Mar 11, 2008—The U.S. Department of Defense (DOD) continues to make strides in its deployment of EPC Gen 2 RFID technology to track hundreds of thousands of shipments covering a wide variety of assets, from weapons to rations. Late last month, the department awarded a multiyear, multimillion-dollar contract for RFID equipment and installation services to Lowry Computer Products, a Brighton, Mich., maker and systems integrator of EPC RFID products and solutions.
Specifically, the $8.7 million, five-year contract was handed down by the DOD's Defense Logistic Agency's (DLA) Defense Distribution Center (DDC), which is the Defense Department's combat-support agency and the DLA's lead center for distribution. The DDC operates 26 distribution depots worldwide and is responsible for the receipt, storage, issue, packing, preservation and transportation of more than 4 million items.
Under the terms of the agreement, Lowry Computer is supplying the DDC with thermal-transfer tag and label RFID printer-encoders from Irvine, Calif.-based Printronix, as well as providing training and warranty coverage. By the end of April, says Steve Lowry, Lowry Computer's executive VP, the company expects to have shipped 1,804 of the RFID printer-encoders, which work with EPC Gen 2 passive tags, to 21 locations around the world. "We have shipped most of the units," Lowry says. "The installation started in January, and will be completed in April. Everything has gone exceedingly well."

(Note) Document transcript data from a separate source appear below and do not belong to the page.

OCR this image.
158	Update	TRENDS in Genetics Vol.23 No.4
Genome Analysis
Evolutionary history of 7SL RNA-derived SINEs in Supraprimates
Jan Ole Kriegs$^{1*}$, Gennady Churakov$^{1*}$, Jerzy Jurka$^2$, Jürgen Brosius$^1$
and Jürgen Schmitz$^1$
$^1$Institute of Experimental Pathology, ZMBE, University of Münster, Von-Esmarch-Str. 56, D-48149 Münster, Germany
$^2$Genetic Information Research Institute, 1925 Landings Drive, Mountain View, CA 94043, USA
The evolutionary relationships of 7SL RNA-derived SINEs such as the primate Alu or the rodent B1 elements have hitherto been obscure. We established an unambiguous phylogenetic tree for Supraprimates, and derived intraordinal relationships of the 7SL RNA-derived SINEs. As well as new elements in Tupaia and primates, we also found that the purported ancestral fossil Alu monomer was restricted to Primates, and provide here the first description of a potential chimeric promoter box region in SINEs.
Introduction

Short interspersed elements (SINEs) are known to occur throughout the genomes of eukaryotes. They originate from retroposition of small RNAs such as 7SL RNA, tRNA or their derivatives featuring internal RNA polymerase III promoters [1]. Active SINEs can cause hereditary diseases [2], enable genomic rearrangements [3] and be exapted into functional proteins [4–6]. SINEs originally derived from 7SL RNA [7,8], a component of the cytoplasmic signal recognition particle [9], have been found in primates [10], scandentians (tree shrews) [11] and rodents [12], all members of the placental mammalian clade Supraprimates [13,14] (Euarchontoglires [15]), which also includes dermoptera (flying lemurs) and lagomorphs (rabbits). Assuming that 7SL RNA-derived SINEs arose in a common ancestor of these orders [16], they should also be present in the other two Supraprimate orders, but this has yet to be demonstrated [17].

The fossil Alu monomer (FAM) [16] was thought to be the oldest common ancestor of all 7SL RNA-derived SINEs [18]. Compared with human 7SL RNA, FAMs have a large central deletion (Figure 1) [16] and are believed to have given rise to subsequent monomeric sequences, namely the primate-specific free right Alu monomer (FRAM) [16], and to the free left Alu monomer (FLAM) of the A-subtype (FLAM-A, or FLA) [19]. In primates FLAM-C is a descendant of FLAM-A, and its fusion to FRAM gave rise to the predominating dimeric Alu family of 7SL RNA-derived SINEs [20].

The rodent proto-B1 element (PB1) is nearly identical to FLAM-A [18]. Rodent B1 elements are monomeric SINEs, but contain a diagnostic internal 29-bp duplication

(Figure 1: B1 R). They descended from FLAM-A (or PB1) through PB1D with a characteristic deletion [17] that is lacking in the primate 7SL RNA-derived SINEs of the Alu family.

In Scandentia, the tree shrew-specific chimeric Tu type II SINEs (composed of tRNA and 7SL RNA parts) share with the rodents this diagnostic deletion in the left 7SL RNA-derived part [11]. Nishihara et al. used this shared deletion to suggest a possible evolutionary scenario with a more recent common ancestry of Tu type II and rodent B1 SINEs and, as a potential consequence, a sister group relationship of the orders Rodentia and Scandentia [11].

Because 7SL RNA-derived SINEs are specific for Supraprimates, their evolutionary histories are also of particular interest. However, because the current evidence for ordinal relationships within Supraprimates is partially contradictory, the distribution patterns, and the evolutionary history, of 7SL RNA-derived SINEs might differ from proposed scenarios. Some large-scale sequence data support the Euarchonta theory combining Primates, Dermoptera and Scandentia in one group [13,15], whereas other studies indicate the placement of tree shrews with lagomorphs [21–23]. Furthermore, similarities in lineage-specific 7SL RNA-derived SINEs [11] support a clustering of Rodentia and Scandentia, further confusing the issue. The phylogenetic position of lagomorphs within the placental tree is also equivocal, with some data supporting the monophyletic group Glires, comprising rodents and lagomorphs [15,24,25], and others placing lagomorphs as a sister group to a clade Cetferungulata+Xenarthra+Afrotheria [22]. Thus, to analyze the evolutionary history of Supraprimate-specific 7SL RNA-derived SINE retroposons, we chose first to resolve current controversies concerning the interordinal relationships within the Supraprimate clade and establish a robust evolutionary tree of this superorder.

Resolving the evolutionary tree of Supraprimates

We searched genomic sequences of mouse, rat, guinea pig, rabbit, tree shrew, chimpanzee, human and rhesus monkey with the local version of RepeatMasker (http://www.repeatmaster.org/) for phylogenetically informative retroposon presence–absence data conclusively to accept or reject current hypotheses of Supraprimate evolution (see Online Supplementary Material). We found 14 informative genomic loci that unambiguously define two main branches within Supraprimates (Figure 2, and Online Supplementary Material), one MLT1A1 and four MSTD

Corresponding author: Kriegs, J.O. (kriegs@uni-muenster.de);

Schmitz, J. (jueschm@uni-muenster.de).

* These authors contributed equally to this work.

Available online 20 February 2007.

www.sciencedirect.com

On its own, the contract may not seem significant. The DOD, after all, has awarded several large-scale contracts to various RFID providers. In early February, Savi Technology announced that the department had extended the time and increased the value of its Radio Frequency Identification (RFID) II contract. The contract has been extended to Jan. 31, 2009, and its ceiling increased by about $60 million—to $483 million—for Savi's active 433 MHz RFID products and services. What's more, the Defense Department has been phasing in the use of passive ultrahigh-frequency (UHF) RFID tags since 2004, when it first began laying the foundation of EPC RFID infrastructure so it could start receiving tagged pallets and cases from suppliers, as part of its RFID requirements that took effect in January 2005.